Trump administration officials called the incident part ‍of a pattern of anti-Trump demonstrators endangering ICE officers, but critics say they ‍saw a woman attempting to evade masked and armed men and the vehicle’s front wheels turned away from the shooter.
While Trump and Noem ‍drew immediate conclusions that the officer was the subject of an intentional attack, border czar Tom Homan was more cautious.
“It would be unprofessional to comment on what I think happened in that situation. Let the investigation play out and hold people accountable based on the investigation,” Homan told CBS News.
The FBI and Minnesota state officials are investigating. The ICE officer would be protected from being charged by local prosecutors if he was acting within the scope of his official federal duties, and any ​legal case would likely come down to whether he reasonably feared for his life, said Caren Morrison, a law professor at Georgia State College of Law. She said cases involving vehicles tended to favor officers because a car could be considered ⁠a deadly weapon.
Minnesota law allows the use of deadly force by an officer only if an objectively reasonable officer would believe that doing so was necessary to protect the officer or others from immediate death or serious harm. Federal law has a similar standard.
Minnesota civil rights attorney Paul Applebaum said it was unclear who, if anyone, would prosecute the officer. “The possibility of the officer being prosecuted by Pam Bondi are slim to none,” Applebaum said of the US attorney general, a Trump loyalist.

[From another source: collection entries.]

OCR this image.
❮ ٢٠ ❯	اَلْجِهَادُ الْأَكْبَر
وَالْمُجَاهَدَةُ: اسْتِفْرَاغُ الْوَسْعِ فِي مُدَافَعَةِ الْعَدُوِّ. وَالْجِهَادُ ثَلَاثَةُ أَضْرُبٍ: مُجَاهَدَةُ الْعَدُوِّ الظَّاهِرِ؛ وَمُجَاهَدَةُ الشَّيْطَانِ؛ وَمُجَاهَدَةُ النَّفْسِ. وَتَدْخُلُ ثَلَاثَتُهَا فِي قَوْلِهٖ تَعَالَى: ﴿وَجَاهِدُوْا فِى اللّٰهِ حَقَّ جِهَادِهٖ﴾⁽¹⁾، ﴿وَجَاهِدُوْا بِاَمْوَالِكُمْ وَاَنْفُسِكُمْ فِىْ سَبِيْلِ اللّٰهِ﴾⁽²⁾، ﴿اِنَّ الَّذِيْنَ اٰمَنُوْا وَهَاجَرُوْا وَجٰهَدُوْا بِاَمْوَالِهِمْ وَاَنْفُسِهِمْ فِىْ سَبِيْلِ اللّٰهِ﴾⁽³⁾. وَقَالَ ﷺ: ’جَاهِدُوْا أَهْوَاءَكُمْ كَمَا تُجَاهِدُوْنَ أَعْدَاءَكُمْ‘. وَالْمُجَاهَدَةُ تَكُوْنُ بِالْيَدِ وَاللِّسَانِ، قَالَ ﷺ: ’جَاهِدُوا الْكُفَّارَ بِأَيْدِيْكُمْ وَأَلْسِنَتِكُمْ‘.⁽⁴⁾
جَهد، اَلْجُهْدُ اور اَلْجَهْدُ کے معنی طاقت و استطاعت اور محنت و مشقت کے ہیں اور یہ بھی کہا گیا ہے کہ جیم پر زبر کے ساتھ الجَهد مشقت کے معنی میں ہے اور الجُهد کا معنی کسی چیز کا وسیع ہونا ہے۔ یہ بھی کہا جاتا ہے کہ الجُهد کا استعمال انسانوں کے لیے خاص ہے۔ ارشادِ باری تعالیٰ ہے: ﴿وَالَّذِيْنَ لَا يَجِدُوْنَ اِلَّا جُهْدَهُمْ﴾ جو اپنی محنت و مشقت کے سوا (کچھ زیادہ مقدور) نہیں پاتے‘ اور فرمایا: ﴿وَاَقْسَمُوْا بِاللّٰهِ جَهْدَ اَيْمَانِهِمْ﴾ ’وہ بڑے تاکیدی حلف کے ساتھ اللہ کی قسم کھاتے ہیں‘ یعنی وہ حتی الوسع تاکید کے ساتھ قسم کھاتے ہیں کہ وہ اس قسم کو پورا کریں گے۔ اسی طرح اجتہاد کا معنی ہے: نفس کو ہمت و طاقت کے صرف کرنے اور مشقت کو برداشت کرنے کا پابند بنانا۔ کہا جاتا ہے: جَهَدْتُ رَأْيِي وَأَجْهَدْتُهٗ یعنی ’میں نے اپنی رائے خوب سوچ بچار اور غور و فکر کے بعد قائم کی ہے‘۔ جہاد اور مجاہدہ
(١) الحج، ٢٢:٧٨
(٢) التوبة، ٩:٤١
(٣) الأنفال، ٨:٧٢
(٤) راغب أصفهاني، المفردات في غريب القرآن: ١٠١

He said if state officials tried to charge the officer it would set up a constitutional conflict between state and federal government.
Federal agents are generally immune from state prosecution for actions taken as part of their official duties.

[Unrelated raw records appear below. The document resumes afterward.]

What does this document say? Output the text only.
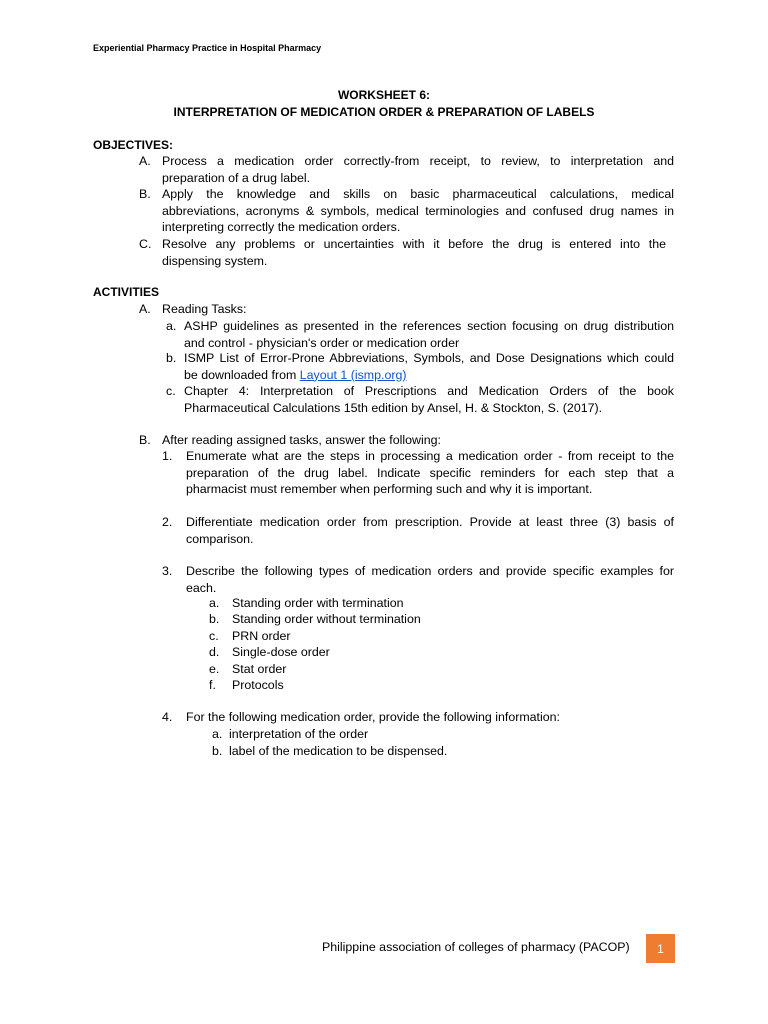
Experiential Pharmacy Practice in Hospital Pharmacy
WORKSHEET 6:
INTERPRETATION OF MEDICATION ORDER & PREPARATION OF LABELS
OBJECTIVES:
A. Process a medication order correctly-from receipt, to review, to interpretation and
preparation of a drug label.
B. Apply the knowledge and skills on basic pharmaceutical calculations, medical
abbreviations, acronyms & symbols, medical terminologies and confused drug names in
interpreting correctly the medication orders.
C. Resolve any problems or uncertainties with it before the drug is entered into the
dispensing system.
ACTIVITIES
A. Reading Tasks:
a. ASHP guidelines as presented in the references section focusing on drug distribution
and control - physician's order or medication order
b. ISMP List of Error-Prone Abbreviations, Symbols, and Dose Designations which could
be downloaded from Layout 1 (ismp.org)
c. Chapter 4: Interpretation of Prescriptions and Medication Orders of the book
Pharmaceutical Calculations 15th edition by Ansel, H. & Stockton, S. (2017).
B. After reading assigned tasks, answer the following:
1. Enumerate what are the steps in processing a medication order - from receipt to the
preparation of the drug label. Indicate specific reminders for each step that a
pharmacist must remember when performing such and why it is important.
2. Differentiate medication order from prescription. Provide at least three (3) basis of
comparison.
3. Describe the following types of medication orders and provide specific examples for
each.
a. Standing order with termination
b. Standing order without termination
c. PRN order
d. Single-dose order
e. Stat order
f. Protocols
4. For the following medication order, provide the following information:
a. interpretation of the order
b. label of the medication to be dispensed.
Philippine association of colleges of pharmacy (PACOP) 1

Courts have increasingly narrowed the ability to sue federal officers for damages for civil rights violations to the point it was “almost an empty exercise,” Applebaum said.

’LOVING, FORGIVING AND AFFECTIONATE’
The Minneapolis City Council identified the dead woman as Good and said she was “out caring for her neighbors this morning and her life was taken today at the hands of the federal government.”
She was the mother of a 6-year-old boy, the Minnesota Star Tribune reported, citing the boy’s grandfather.
Good’s mother told the Minnesota Star Tribune that her daughter was “extremely compassionate,” and she ‌said Good was not the type of person to confront ICE agents. “She’s taken care of people all her life,” her mother, Donna Ganger, told the Star Tribune. “She was loving, forgiving and affectionate.”